Michael Schmidt has for years wanted to encourage authentic dialog with representatives of the public health community, and Professor Art Hill (photo above) fulfilled that role at this symposium, of articulating a more mainstream perspective — one that was clearly not so popular with the audience. Fortunately there were several voices, Nadine’s included, speaking up to thank Professor Hill for his participation and to underline the crucial importance of respectful dialog, when it comes to making progress in approaching common ground at the intersection of raw milk and public health.
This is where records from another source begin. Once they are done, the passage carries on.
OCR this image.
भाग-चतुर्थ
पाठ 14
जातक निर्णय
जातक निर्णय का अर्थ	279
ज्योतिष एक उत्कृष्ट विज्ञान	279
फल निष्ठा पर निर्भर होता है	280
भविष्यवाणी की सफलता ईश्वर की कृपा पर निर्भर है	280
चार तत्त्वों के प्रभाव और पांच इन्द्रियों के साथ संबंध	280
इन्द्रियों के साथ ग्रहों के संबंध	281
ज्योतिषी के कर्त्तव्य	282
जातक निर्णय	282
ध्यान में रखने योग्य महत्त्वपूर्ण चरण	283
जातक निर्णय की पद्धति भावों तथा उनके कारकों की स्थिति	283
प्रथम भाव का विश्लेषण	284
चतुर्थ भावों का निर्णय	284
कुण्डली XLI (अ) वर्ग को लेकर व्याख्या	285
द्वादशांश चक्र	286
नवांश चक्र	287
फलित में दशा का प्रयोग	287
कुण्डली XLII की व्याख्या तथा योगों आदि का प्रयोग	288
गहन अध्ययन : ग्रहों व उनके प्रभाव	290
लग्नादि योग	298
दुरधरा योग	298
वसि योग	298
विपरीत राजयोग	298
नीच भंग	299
Elisa Vander Hout (speaking in photo above) talked a bit about her own background. She had been a student at the University of Guelph not that long ago. She spoke about how at one point she was feeling that education had been a waste because it didn’t prepare her to do the kind of agriculture she felt called to do. And then she happened to hear Michael Schmidt speak at the University on his philosophy of agriculture, which of course, has led to their present collaboration.
Blaine McAfee (speaking in photo above) shared an understanding of raw milk that was informed by her background in nursing. She also spoke from the perspective of her present work in the quality control end of things at Organic Pastures farm, which she runs with her husband Mark McAfee, in California — where raw milk is legal, and has been for years.
Karen Selick (at podium above) gave a ten-minute legal analysis of the challenges facing raw milk in its future journey through the courts, at the end of the afternoon, after the panel discussion and questions. While she was doing that, the TVO folks took away their cameras and went off to the side to interview Professor Art Hill. Members of the audience objected, however, and the TVO crew stopped their interview and waited til the proceedings wrapped up, to continue interviewing Professor Hill (photo below).
The symposium was chaired by farmer Sean McGivern, who has also worked with the “Practical Farmers of Ontario“.
We should also mention that in the middle of the afternoon, Calvin Weber, of Listowel Ontario, presented a talk on raw milk that he had prepared for a project at his high school. It was well received by the symposium audience of about 100 people.